The cost of exchanging fixed for floating interest-rate payments for two years climbed to a record high as investors sought to lock in rates. The spread between the rate on a two- year interest-rate swap, used to hedge against and speculate on interest-rate swings, and the Treasury two-year note yield, reached 110.06 basis points, the largest since at least November 1988, when Bloomberg began compiling data.

“This is the most illiquid market we’ve ever had, bar none, 9/11, any time in the history of the bond market,” said Thomas Roth, head of U.S. government bond trading at Dresdner Kleinwort in New York. “And it’s not getting better any time soon. We’re going to be living with this for a while.”

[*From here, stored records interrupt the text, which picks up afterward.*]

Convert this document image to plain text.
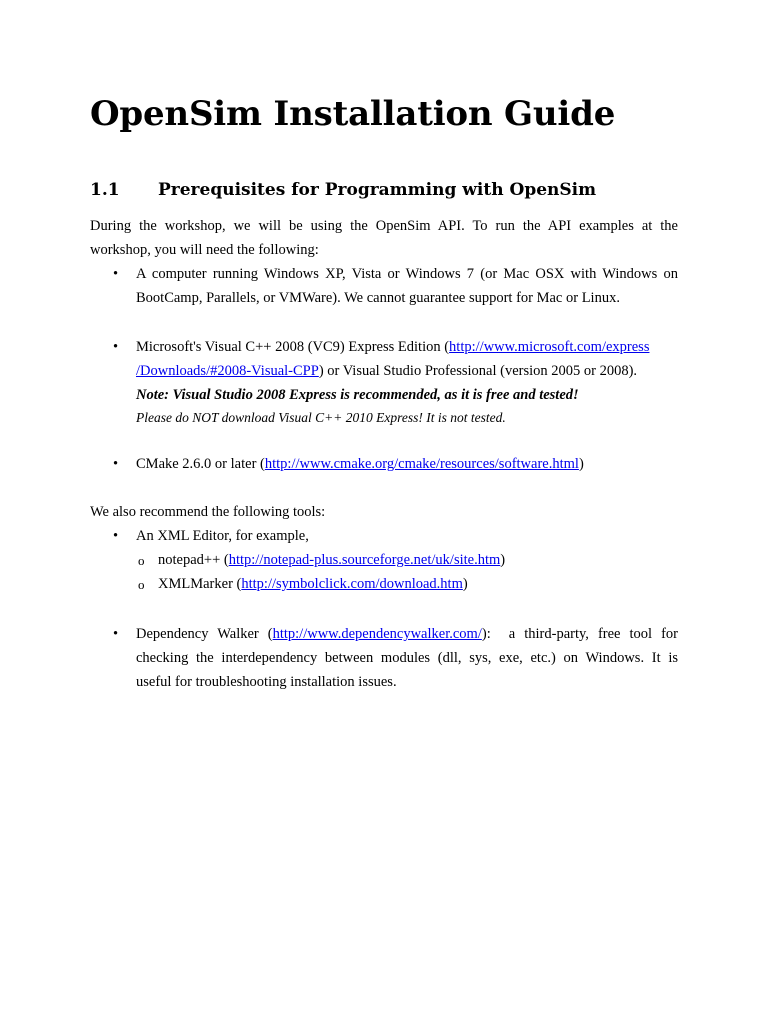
OpenSim Installation Guide
1.1 Prerequisites for Programming with OpenSim
During the workshop, we will be using the OpenSim API. To run the API examples at the
workshop, you will need the following:
•	A computer running Windows XP, Vista or Windows 7 (or Mac OSX with Windows on
BootCamp, Parallels, or VMWare). We cannot guarantee support for Mac or Linux.
•	Microsoft's Visual C++ 2008 (VC9) Express Edition (http://www.microsoft.com/express
/Downloads/#2008-Visual-CPP) or Visual Studio Professional (version 2005 or 2008).
Note: Visual Studio 2008 Express is recommended, as it is free and tested!
Please do NOT download Visual C++ 2010 Express! It is not tested.
•	CMake 2.6.0 or later (http://www.cmake.org/cmake/resources/software.html)
We also recommend the following tools:
•	An XML Editor, for example,
o notepad++ (http://notepad-plus.sourceforge.net/uk/site.htm)
o XMLMarker (http://symbolclick.com/download.htm)
•	Dependency Walker (http://www.dependencywalker.com/):  a third-party, free tool for
checking the interdependency between modules (dll, sys, exe, etc.) on Windows. It is
useful for troubleshooting installation issues.
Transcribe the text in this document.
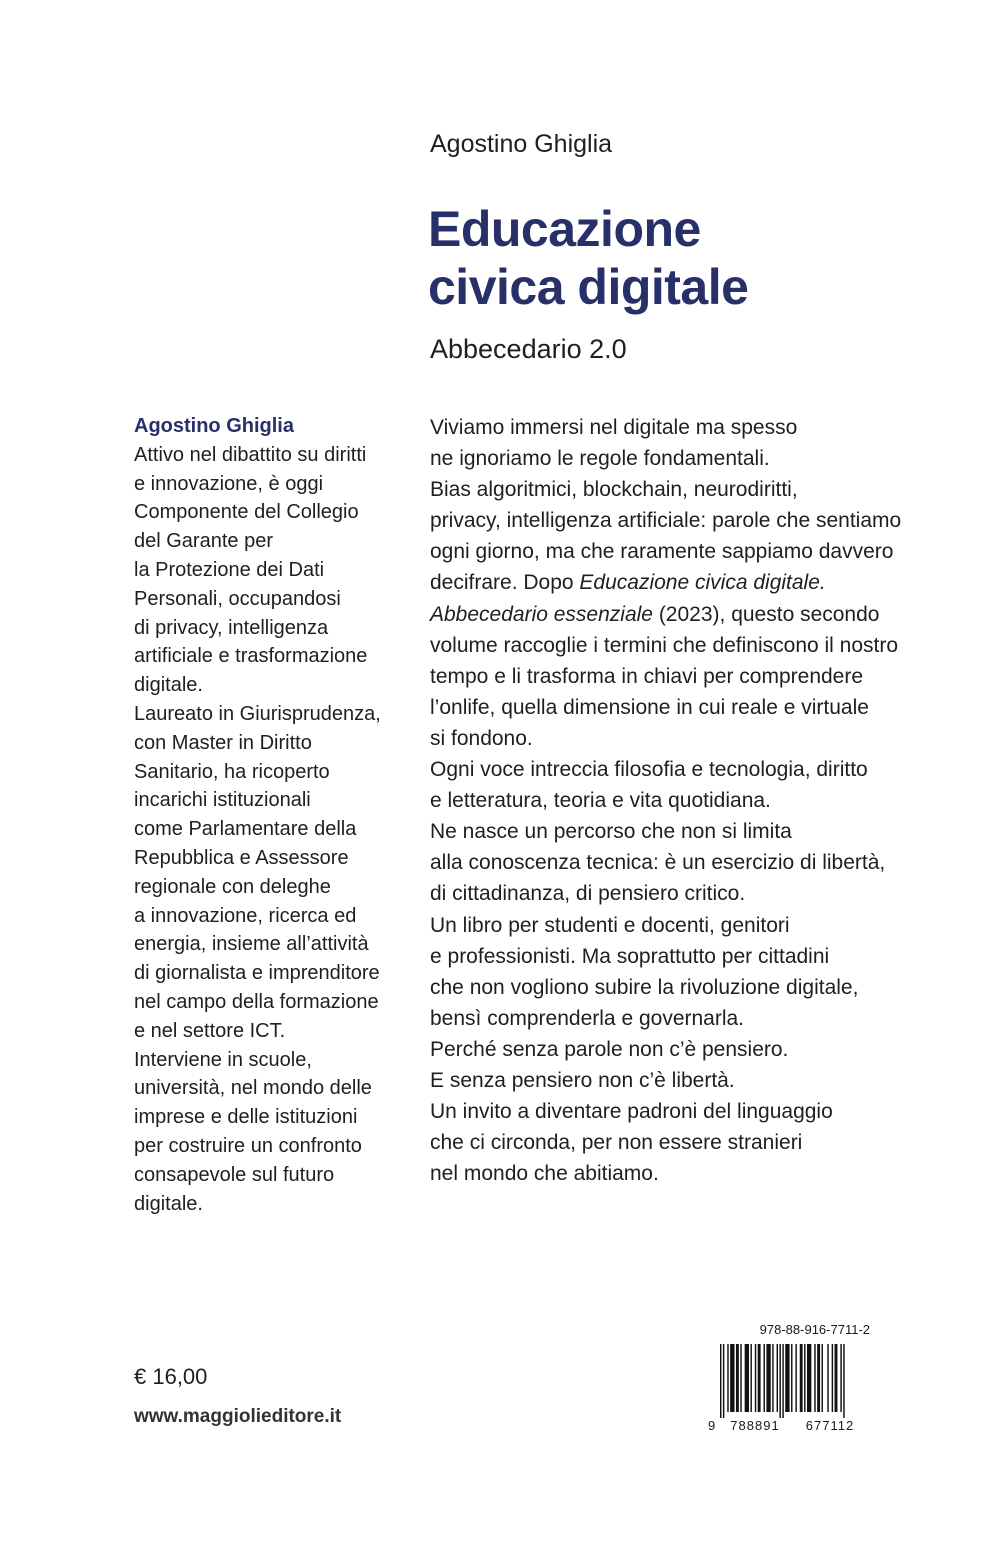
Agostino Ghiglia
Educazione
civica digitale
Abbecedario 2.0
Agostino Ghiglia
Attivo nel dibattito su diritti
e innovazione, è oggi
Componente del Collegio
del Garante per
la Protezione dei Dati
Personali, occupandosi
di privacy, intelligenza
artificiale e trasformazione
digitale.
Laureato in Giurisprudenza,
con Master in Diritto
Sanitario, ha ricoperto
incarichi istituzionali
come Parlamentare della
Repubblica e Assessore
regionale con deleghe
a innovazione, ricerca ed
energia, insieme all’attività
di giornalista e imprenditore
nel campo della formazione
e nel settore ICT.
Interviene in scuole,
università, nel mondo delle
imprese e delle istituzioni
per costruire un confronto
consapevole sul futuro
digitale.
Viviamo immersi nel digitale ma spesso
ne ignoriamo le regole fondamentali.
Bias algoritmici, blockchain, neurodiritti,
privacy, intelligenza artificiale: parole che sentiamo
ogni giorno, ma che raramente sappiamo davvero
decifrare. Dopo Educazione civica digitale.
Abbecedario essenziale (2023), questo secondo
volume raccoglie i termini che definiscono il nostro
tempo e li trasforma in chiavi per comprendere
l’onlife, quella dimensione in cui reale e virtuale
si fondono.
Ogni voce intreccia filosofia e tecnologia, diritto
e letteratura, teoria e vita quotidiana.
Ne nasce un percorso che non si limita
alla conoscenza tecnica: è un esercizio di libertà,
di cittadinanza, di pensiero critico.
Un libro per studenti e docenti, genitori
e professionisti. Ma soprattutto per cittadini
che non vogliono subire la rivoluzione digitale,
bensì comprenderla e governarla.
Perché senza parole non c’è pensiero.
E senza pensiero non c’è libertà.
Un invito a diventare padroni del linguaggio
che ci circonda, per non essere stranieri
nel mondo che abitiamo.
€ 16,00
www.maggiolieditore.it
978-88-916-7711-2
9 788891 677112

Merrill Lynch & Co.’s MOVE index, a measure of expectations for Treasury volatility, increased to 164.9 yesterday, the highest level since Jan. 28, two days before the central bank reduced its lending target by a half-percentage point.

`Screen Prices’

“There’s liquidity but not at the screen prices,” said Brant Carter, managing director of fixed-income retail trading for government and agency bonds in Memphis, Tennessee, at Morgan Keegan Inc. “By the time you make a quote and get an execution, the prices are, depending on the size of the transaction, a tick or a plus away to even more. That hasn’t happened in a long time.”

Ten-year securities yielded 2.07 percentage points more than two-year notes, the most in almost four years, on speculation further interest-rate cuts by the Fed will stoke inflation as commodity prices soar. Oil traded at a record of $105.97 a barrel in New York.

The difference in yield between 10-year notes and similar- maturity Treasury Inflation Protected Securities, or TIPS, climbed to 2.57 percentage points today, the most since August 2006. The difference reflects the rate of inflation traders expect for the next decade.

Negative Real Yield

The yield on two-year notes is almost 1 percentage point below the 2.5 percent annual rate of inflation excluding food and energy through January as reported by the Labor Department. The real yield for two-year Treasuries, or the difference between their interest rate and the pace of inflation, is negative 0.99 percentage point.

“This is not a value play in Treasuries,” said Richard Volpe, head of U.S. government bond trading in New York at Bear Stearns Cos., on Bloomberg Television. “This is about preservation of capital.”

Fed funds futures on the Chicago Board of Trade show a 72 percent chance the Fed will lower the 3 percent target rate for overnight lending between banks by three-quarters of a percentage point, compared with 54 percent odds yesterday. The balance of bets is for a cut of a half-percentage point.

Geithner on Stress

New York Fed President Timothy Geithner said the central bank may need to keep interest rates low for “some time” if financial markets remain under stress. The New York Fed president is a permanent voter on the rate-setting Federal Open Market Committee.

The cost of protecting corporate bonds from default rose, with credit-default swaps on the benchmark CDX North America Investment-Grade Index increasing 4 basis points to 170 basis points, according to broker Phoenix Partners Group.

Citigroup’s CitiMortgage division will decrease its total holdings mainly by making fewer loans that can’t be sold, CitiMortgage President Bill Beckmann said. Moody’s Investors Service downgraded bond insurer CIFG Guaranty four levels to A1, citing its “significant exposure to the mortgage sector.”